たまに、青也のやったことが一妖魔士の常識を超えていることもあるが、真面目な準一が真面目な表情で「よくわからないが、そうなってしまった」と言えば大抵は通用する。
「貴方には関係のないことです」
「冷たいなぁ」
郁乃はわざとらしく眉を下げた。
まるで想い人に素っ気なくされたかのような表情であるが、皮膚一枚下にある研ぎ澄まされた感覚は、真っすぐに準一を射抜いている。
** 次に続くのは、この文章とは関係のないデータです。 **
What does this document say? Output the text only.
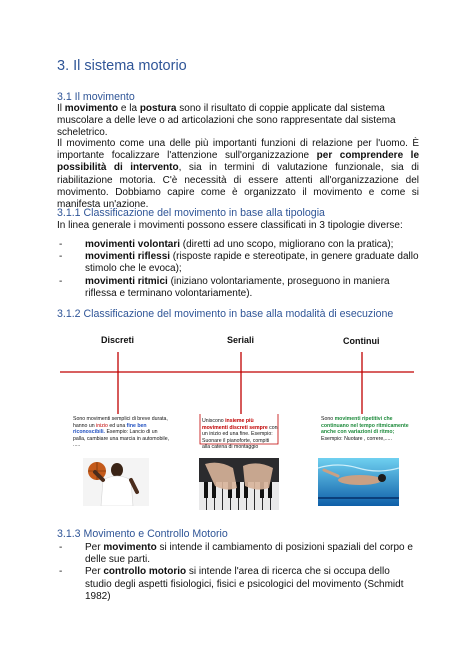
3. Il sistema motorio
3.1 Il movimento

Il movimento e la postura sono il risultato di coppie applicate dal sistema muscolare a delle leve o ad articolazioni che sono rappresentate dal sistema scheletrico.

Il movimento come una delle più importanti funzioni di relazione per l'uomo. È importante focalizzare l'attenzione sull'organizzazione per comprendere le possibilità di intervento, sia in termini di valutazione funzionale, sia di riabilitazione motoria. C'è necessità di essere attenti all'organizzazione del movimento. Dobbiamo capire come è organizzato il movimento e come si manifesta un'azione.

3.1.1 Classificazione del movimento in base alla tipologia

In linea generale i movimenti possono essere classificati in 3 tipologie diverse:

- movimenti volontari (diretti ad uno scopo, migliorano con la pratica);
- movimenti riflessi (risposte rapide e stereotipate, in genere graduate dallo stimolo che le evoca);
- movimenti ritmici (iniziano volontariamente, proseguono in maniera riflessa e terminano volontariamente).
3.1.2 Classificazione del movimento in base alla modalità di esecuzione
Discreti	Seriali	Continui
Sono movimenti semplici di breve durata, hanno un inizio ed una fine ben riconoscibili. Esempio: Lancio di un palla, cambiare una marcia in automobile, .....
Uniscono insieme più movimenti discreti sempre con un inizio ed una fine. Esempio: Suonare il pianoforte, compiti alla catena di montaggio
Sono movimenti ripetitivi che continuano nel tempo ritmicamente anche con variazioni di ritmo; Esempio: Nuotare , correre,.....
3.1.3 Movimento e Controllo Motorio
- Per movimento si intende il cambiamento di posizioni spaziali del corpo e delle sue parti.
- Per controllo motorio si intende l'area di ricerca che si occupa dello studio degli aspetti fisiologici, fisici e psicologici del movimento (Schmidt 1982)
「まぁ俺にも責任の一端はあるからさ。少しは悪いと思ってるよ。もしあの状況で白扇の孫息子に何かあったら、青也が責任取らされていたかもしれないしね」
「……そうしたら貴方が処刑しますか、青也様を」
「そうだね。それが嫌だから俺は青也には無茶なことをして欲しくないんだ。俺は青也しか友達いないし」
準一は、青也の親友であるその少年を好いていなかった。
力量については認めているし、悪い人間というわけでもないが、徹底的に価値観が違う。
「それに青也だけ殺すのは難しいからさ。周りも片付けないといけないし、面倒くさいよ」
「確かに貴方を倒すのは骨が折れそうです」
暗に勝利宣言をした準一に、郁乃は小さく微笑んで口を開く。
「祭事局局長」
「……」
「分家先代が一番弟子、実質上の分家のナンバー2にして同世代の中では最高水準の戦闘能力。特に過去の功績を見れば、現在の地位はあまりに閑職だ。それもこれも全て分家の……いや、青也のために人生を犠牲にしているのかな?」
「勘違いなさっているようですが、私は分家に命じられてこのような人生を送っているわけではありません。寧ろ、分家を捨てて楽になれと命じられた」
年下の少年に対して、準一は丁寧な口調で応じる。
この男が敬語を崩して他者と接するのは、非常に限られた間柄のみである。
「私が青也様に仕えるのは、私の我儘です」
「わがまま?」
きょとんとしたその顔に準一は優しく説くように続ける。
「主従よりも忠誠よりも性質の悪い代物ですよ。だから誰がなんと言おうと私の心は揺るぎません」
そして今度こそ階段を下りて行った準一は、後ろで郁乃が悔しそうな顔をしていることなど思いもよらなかった。